Пьеса наша прошла с изрядным успехом и сопровождалась предсказуемыми аплодисментами тех зрителей, кто был или по крайней мере мнил себя прямыми потомками легендарной французской аристократии. Публики собралось даже больше, чем могли мы рассчитывать: пятьсот человек или около того, не считая неизбежных карманных воров, полицейских и проституток. Во второй половине первого акта я по роли должен был около десяти минут просидеть за губернаторским столом, выслушивая доклады товарищей. И в этот отрезок времени как раз закатывалось солнце, окрашивая выходившую на запад сцену и небо сумятицей мрачных багрово-красных, пламенно-золотых, черных красок.

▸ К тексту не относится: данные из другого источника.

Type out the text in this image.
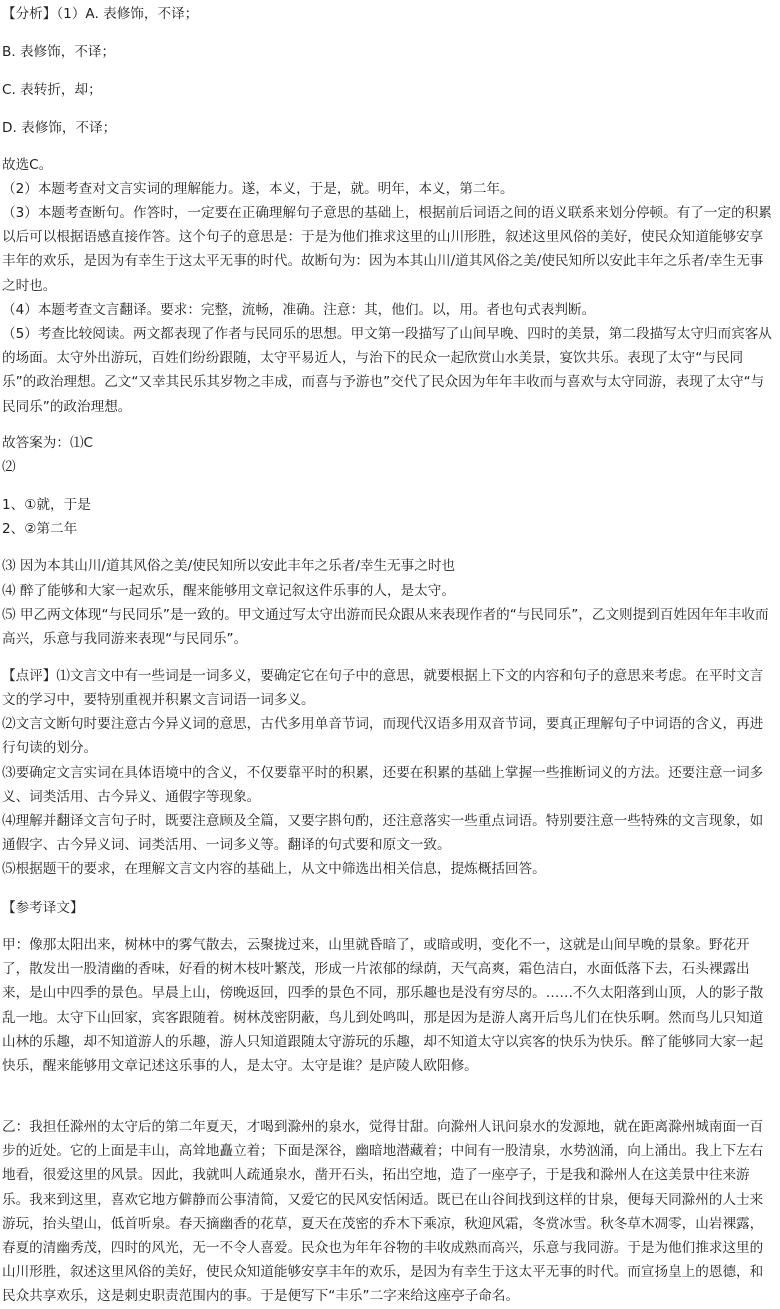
【分析】（1）A. 表修饰，不译；
B. 表修饰，不译；
C. 表转折，却；
D. 表修饰，不译；
故选C。
（2）本题考查对文言实词的理解能力。遂，本义，于是，就。明年，本义，第二年。
（3）本题考查断句。作答时，一定要在正确理解句子意思的基础上，根据前后词语之间的语义联系来划分停顿。有了一定的积累以后可以根据语感直接作答。这个句子的意思是：于是为他们推求这里的山川形胜，叙述这里风俗的美好，使民众知道能够安享丰年的欢乐，是因为有幸生于这太平无事的时代。故断句为：因为本其山川/道其风俗之美/使民知所以安此丰年之乐者/幸生无事之时也。
（4）本题考查文言翻译。要求：完整，流畅，准确。注意：其，他们。以，用。者也句式表判断。
（5）考查比较阅读。两文都表现了作者与民同乐的思想。甲文第一段描写了山间早晚、四时的美景，第二段描写太守归而宾客从的场面。太守外出游玩，百姓们纷纷跟随，太守平易近人，与治下的民众一起欣赏山水美景，宴饮共乐。表现了太守“与民同乐”的政治理想。乙文“又幸其民乐其岁物之丰成，而喜与予游也”交代了民众因为年年丰收而与喜欢与太守同游，表现了太守“与民同乐”的政治理想。
故答案为：⑴C
⑵
1、①就，于是
2、②第二年
⑶ 因为本其山川/道其风俗之美/使民知所以安此丰年之乐者/幸生无事之时也
⑷ 醉了能够和大家一起欢乐，醒来能够用文章记叙这件乐事的人，是太守。
⑸ 甲乙两文体现“与民同乐”是一致的。甲文通过写太守出游而民众跟从来表现作者的“与民同乐”，乙文则提到百姓因年年丰收而高兴，乐意与我同游来表现“与民同乐”。
【点评】⑴文言文中有一些词是一词多义，要确定它在句子中的意思，就要根据上下文的内容和句子的意思来考虑。在平时文言文的学习中，要特别重视并积累文言词语一词多义。
⑵文言文断句时要注意古今异义词的意思，古代多用单音节词，而现代汉语多用双音节词，要真正理解句子中词语的含义，再进行句读的划分。
⑶要确定文言实词在具体语境中的含义，不仅要靠平时的积累，还要在积累的基础上掌握一些推断词义的方法。还要注意一词多义、词类活用、古今异义、通假字等现象。
⑷理解并翻译文言句子时，既要注意顾及全篇，又要字斟句酌，还注意落实一些重点词语。特别要注意一些特殊的文言现象，如通假字、古今异义词、词类活用、一词多义等。翻译的句式要和原文一致。
⑸根据题干的要求，在理解文言文内容的基础上，从文中筛选出相关信息，提炼概括回答。
【参考译文】
甲：像那太阳出来，树林中的雾气散去，云聚拢过来，山里就昏暗了，或暗或明，变化不一，这就是山间早晚的景象。野花开了，散发出一股清幽的香味，好看的树木枝叶繁茂，形成一片浓郁的绿荫，天气高爽，霜色洁白，水面低落下去，石头裸露出来，是山中四季的景色。早晨上山，傍晚返回，四季的景色不同，那乐趣也是没有穷尽的。……不久太阳落到山顶，人的影子散乱一地。太守下山回家，宾客跟随着。树林茂密阴蔽，鸟儿到处鸣叫，那是因为是游人离开后鸟儿们在快乐啊。然而鸟儿只知道山林的乐趣，却不知道游人的乐趣，游人只知道跟随太守游玩的乐趣，却不知道太守以宾客的快乐为快乐。醉了能够同大家一起快乐，醒来能够用文章记述这乐事的人，是太守。太守是谁？是庐陵人欧阳修。
乙：我担任滁州的太守后的第二年夏天，才喝到滁州的泉水，觉得甘甜。向滁州人讯问泉水的发源地，就在距离滁州城南面一百步的近处。它的上面是丰山，高耸地矗立着；下面是深谷，幽暗地潜藏着；中间有一股清泉，水势汹涌，向上涌出。我上下左右地看，很爱这里的风景。因此，我就叫人疏通泉水，凿开石头，拓出空地，造了一座亭子，于是我和滁州人在这美景中往来游乐。我来到这里，喜欢它地方僻静而公事清简，又爱它的民风安恬闲适。既已在山谷间找到这样的甘泉，便每天同滁州的人士来游玩，抬头望山，低首听泉。春天摘幽香的花草，夏天在茂密的乔木下乘凉，秋迎风霜，冬赏冰雪。秋冬草木凋零，山岩裸露，春夏的清幽秀茂，四时的风光，无一不令人喜爱。民众也为年年谷物的丰收成熟而高兴，乐意与我同游。于是为他们推求这里的山川形胜，叙述这里风俗的美好，使民众知道能够安享丰年的欢乐，是因为有幸生于这太平无事的时代。而宣扬皇上的恩德，和民众共享欢乐，这是刺史职责范围内的事。于是便写下“丰乐”二字来给这座亭子命名。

На этом-то буйном фоне, отдаленно напоминавшем сомкнутые знамена адской армии, возникали, одна за другой, словно вытянутые тени фантастических гренадеров в коронах и плюмажах, головы, стройные шейки и вытянутые плечи дивизии demimondaines [17] моего отца. Они явились с опозданием и потому заняли последние оставшиеся свободными места в верхних рядах амфитеатра, окружая сцену подобно солдатам древнего правителя, оцепляющим мятежную чернь. Они расселись, настал мой выход, и я совсем позабыл о них. Это и все, что осталось в моей памяти от представления, помимо того досадного факта, что мое движение в каком-то эпизоде напомнило публике манеры и повадки моего отца, вызвав взрыв абсолютно неуместного хохота; в начале второго акта взошла Сент-Анн, заливая амфитеатр зеленым светом, и я четко видел ее извилистые речные русла и пышные луга [18] . К завершению же третьего акта явился горбатый слуга моего отца, и черно-зеленые тени девушек медленно потянулись прочь.
17
Дамы полусвета, содержанки (франц.).
18
Отметим в качестве любопытного совпадения, что в пенталогии «Книги Нового Солнца» Луна характеризуется как терраформированный зеленый спутник, также поросший лесами и изобилующий водными потоками, причем это обстоятельство неоднократно подчеркивается как средство дополнительно оттенить время действия – неопределенно далекое будущее. Иногда утверждается, что действие «Книг Нового Солнца» и «Пятой головы Цербера» происходит в одном и том же варианте реальности, а аскиане (досл. «бестенные», ср. с Детьми Тени из второй и третьей повестей) из вселенной Нового Солнца – «репатриировавшиеся» аннезийцы, хотя это ниоткуда прямо не следует.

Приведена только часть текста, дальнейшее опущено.